IBM To Unveil Secure Open Wireless At Black Hat

Trailrunner7 writes "Researchers from IBM's ISS X-Force plan to unveil a new system for running an open wireless network in a secure mode at the Black Hat conference here this week. The system mimics the way that Web sites browsers use digital certificates to establish a trusted connection with one another. X-Force researchers have been working on the system for a while now and the company plans to demonstrate the technology on Thursday during the conference. One of the main problems with public wireless networks is that they're susceptible to a number of simple attacks, including passive sniffing and man-in-the-middle. The X-Force system is designed to get around these problems by using a digital certificate to assure users that they are communicating with the wireless hotspot that they think they are."
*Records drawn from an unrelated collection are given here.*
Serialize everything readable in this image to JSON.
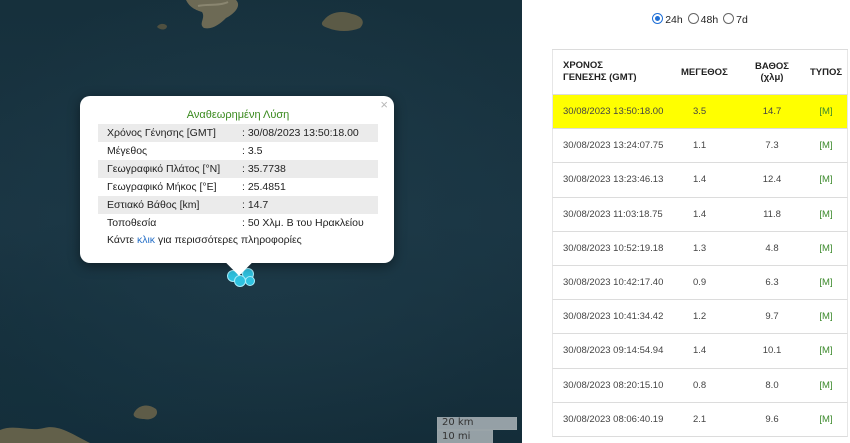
{
  "popup": {
    "title": "Αναθεωρημένη Λύση",
    "close_label": "×",
    "rows": [
      {
        "key": "Χρόνος Γένησης [GMT]",
        "value": ": 30/08/2023 13:50:18.00"
      },
      {
        "key": "Μέγεθος",
        "value": ": 3.5"
      },
      {
        "key": "Γεωγραφικό Πλάτος [°N]",
        "value": ": 35.7738"
      },
      {
        "key": "Γεωγραφικό Μήκος [°E]",
        "value": ": 25.4851"
      },
      {
        "key": "Εστιακό Βάθος [km]",
        "value": ": 14.7"
      },
      {
        "key": "Τοποθεσία",
        "value": ": 50 Χλμ. Β του Ηρακλείου"
      }
    ],
    "more_prefix": "Κάντε ",
    "more_link": "κλικ",
    "more_suffix": " για περισσότερες πληροφορίες"
  },
  "map": {
    "scale_km": "20 km",
    "scale_mi": "10 mi"
  },
  "period": {
    "options": [
      "24h",
      "48h",
      "7d"
    ],
    "selected": "24h"
  },
  "table": {
    "headers": {
      "time_line1": "ΧΡΟΝΟΣ",
      "time_line2": "ΓΕΝΕΣΗΣ (GMT)",
      "magnitude": "ΜΕΓΕΘΟΣ",
      "depth_line1": "ΒΑΘΟΣ",
      "depth_line2": "(χλμ)",
      "type": "ΤΥΠΟΣ"
    },
    "rows": [
      {
        "time": "30/08/2023 13:50:18.00",
        "mag": "3.5",
        "depth": "14.7",
        "type": "[M]"
      },
      {
        "time": "30/08/2023 13:24:07.75",
        "mag": "1.1",
        "depth": "7.3",
        "type": "[M]"
      },
      {
        "time": "30/08/2023 13:23:46.13",
        "mag": "1.4",
        "depth": "12.4",
        "type": "[M]"
      },
      {
        "time": "30/08/2023 11:03:18.75",
        "mag": "1.4",
        "depth": "11.8",
        "type": "[M]"
      },
      {
        "time": "30/08/2023 10:52:19.18",
        "mag": "1.3",
        "depth": "4.8",
        "type": "[M]"
      },
      {
        "time": "30/08/2023 10:42:17.40",
        "mag": "0.9",
        "depth": "6.3",
        "type": "[M]"
      },
      {
        "time": "30/08/2023 10:41:34.42",
        "mag": "1.2",
        "depth": "9.7",
        "type": "[M]"
      },
      {
        "time": "30/08/2023 09:14:54.94",
        "mag": "1.4",
        "depth": "10.1",
        "type": "[M]"
      },
      {
        "time": "30/08/2023 08:20:15.10",
        "mag": "0.8",
        "depth": "8.0",
        "type": "[M]"
      },
      {
        "time": "30/08/2023 08:06:40.19",
        "mag": "2.1",
        "depth": "9.6",
        "type": "[M]"
      }
    ],
    "highlight_color": "#ffff00"
  },
  "colors": {
    "sea": "#1a3543",
    "popup_title": "#3a8a1e",
    "link": "#2a72c8",
    "quake_marker": "#2fc2e0",
    "type_text": "#3c8a2c"
  }
}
Re:I could be wrong but...

[TheRaven64]

No, not at all secure. You just need to sniff the traffic that nodes that know the SSID broadcast and you can connect.

Re:I could be wrong but...

[DrgnDancer]

The idea here is that you can have an open, public, wireless system that is not vulnerable to sniffers or MITM attacks. It's not for keeping your private wireless secure. As it stands right now, when I use the wireless in Starbucks I need to be careful. I need to make sure that all connections are HTTPS, or otherwise encrypted less I inadvertently give username or password information to anyone sniffing packets on the air; or setting up a rogue access point claiming to be Starbucks, but really on someone's laptop. With this technology you have a signed digital certificate and an encrypted connection. The one protects against rogue access points or MITM attacks, the latter again sniffers.

It's a clever use of a known paradigm (chain of trust) to protect something that hasn't previously been very safe. The trick will be adoption, and setting up a chain of trust. I imagine the existing CAs could issue the certificates to handle the chin of trust issues, but adoption will require some cooperation from industry. Hardware and software vendors will have to create WAPs and clients to use this tech; and companies like Starbucks and even mom and pop cafes will have to invest in the new WAPs and deploy them.